In Amgen’s response, it explains that Amgen and Horizon “treat different diseases and patient populations” with “no overlaps of competitive concern.” Specifically addressing the FTC’s claim that Amgen may bundle its drugs in the future, Amgen calls it “entirely speculative and does not reflect the real-world competitive dynamics.” Notably, the complaint does not include allegations of the traditional horizontal effects such as attempted monopolization of a product market. Additionally, Amgen offered a consent decree that it would not “bundle the Horizon products raised as issues;” however, the FTC did not accept this proposed remedy. Amgen’s press release also states that it is “unaware of any prior acquisition that has been blocked under a bundling theory.” This is the first time the FTC has challenged a merger for reasons beyond specific product overlaps. If the expected negotiation between Amgen and PBMs leads to lower prices, the FTC will have to tackle the fact that courts have found that bundling is not always anti-competitive, in addition to proving how this merger would harm competition. 

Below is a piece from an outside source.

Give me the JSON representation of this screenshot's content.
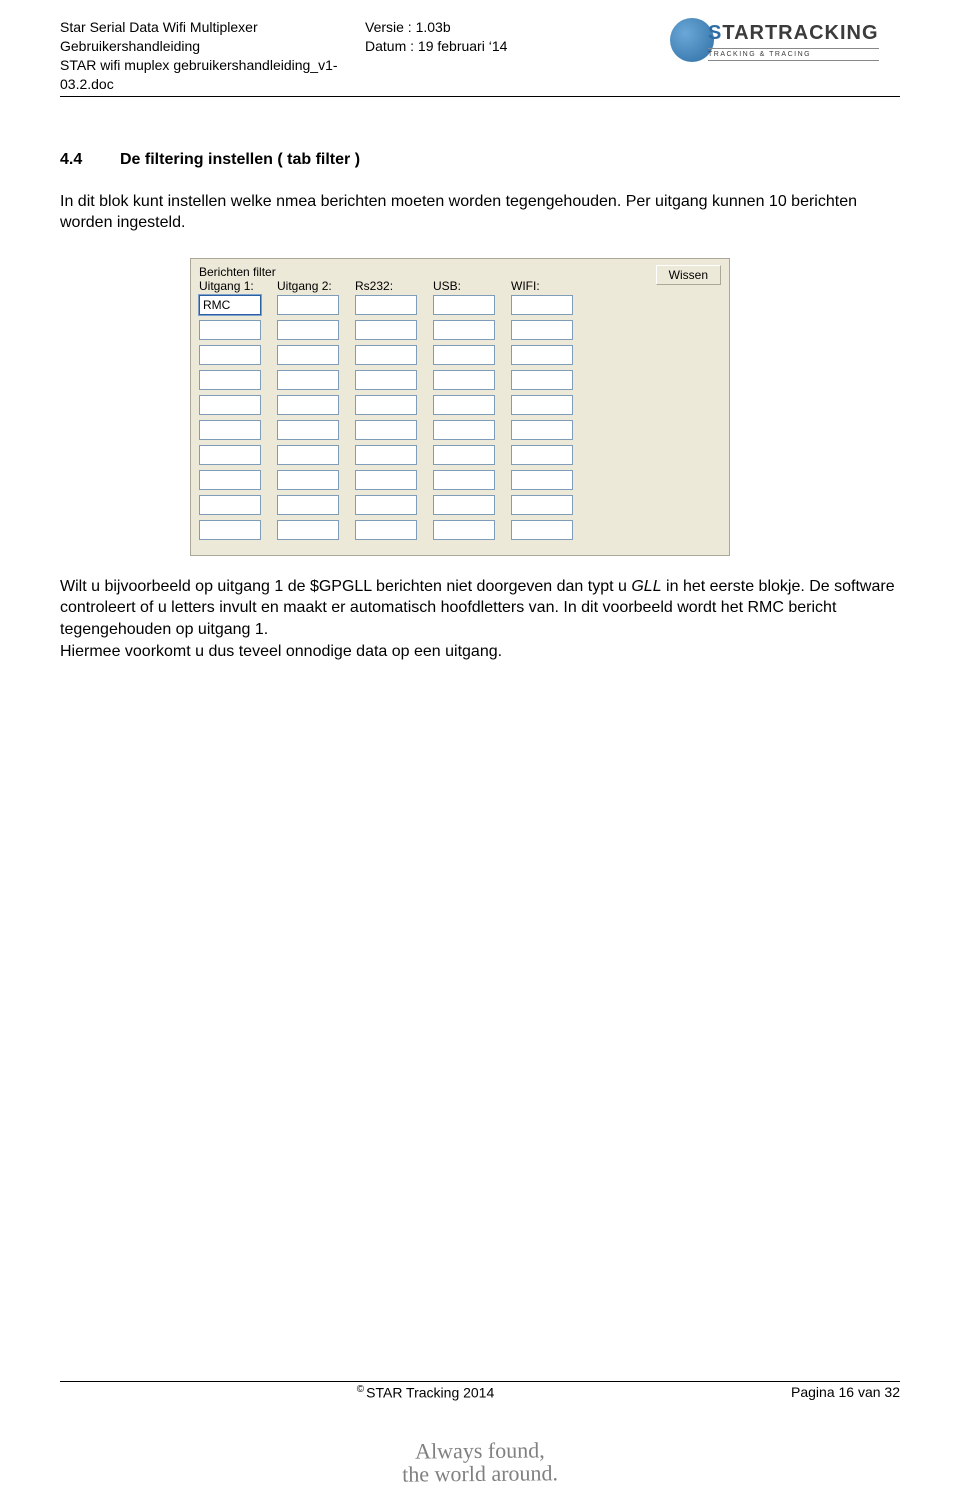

This suit marks the first FTC challenge of a pharmaceutical merger in recent memory and according to FTC Bureau of Competition Director Holly Vedova, “sends a clear signal to the market: The FTC won't hesitate to challenge mergers that enable pharmaceutical conglomerates to entrench their monopolies…” This is part of a broader approach of the FTC’s enforcement of Section 5 of the FTC Act. In November 2022, the FTC rescinded and replaced its previous 2015 Statement of Enforcement Principles Regarding “Unfair Methods of Competition.” The new Policy Statement states that Section 5 allows the agency to challenge conduct outside the bounds of the Sherman or Clayton Acts. The statement includes a non-exhaustive list of types of claims the agency intends to challenge, called “standalone Section 5” cases, including bundling, tying, and loyalty rebates. Additionally, the FTC contends that Section 5 does not require the conduct to “directly [cause] actual harm,” rather it examines whether the conduct “has a tendency to generate negative consequences.” Section 5 also allows the agency to challenge conduct without a showing of market power or market definition. Moreover, the “rule of reason” analytical approach that is the focus of most challenges under the Sherman Act is not required under Section 5.

Amgen’s statement reinforces its commitment to the acquisition and states that it intends to work to close the transaction by mid-December. However, this move by the FTC may signal more scrutiny of M&A in the pharmaceutical industry to come.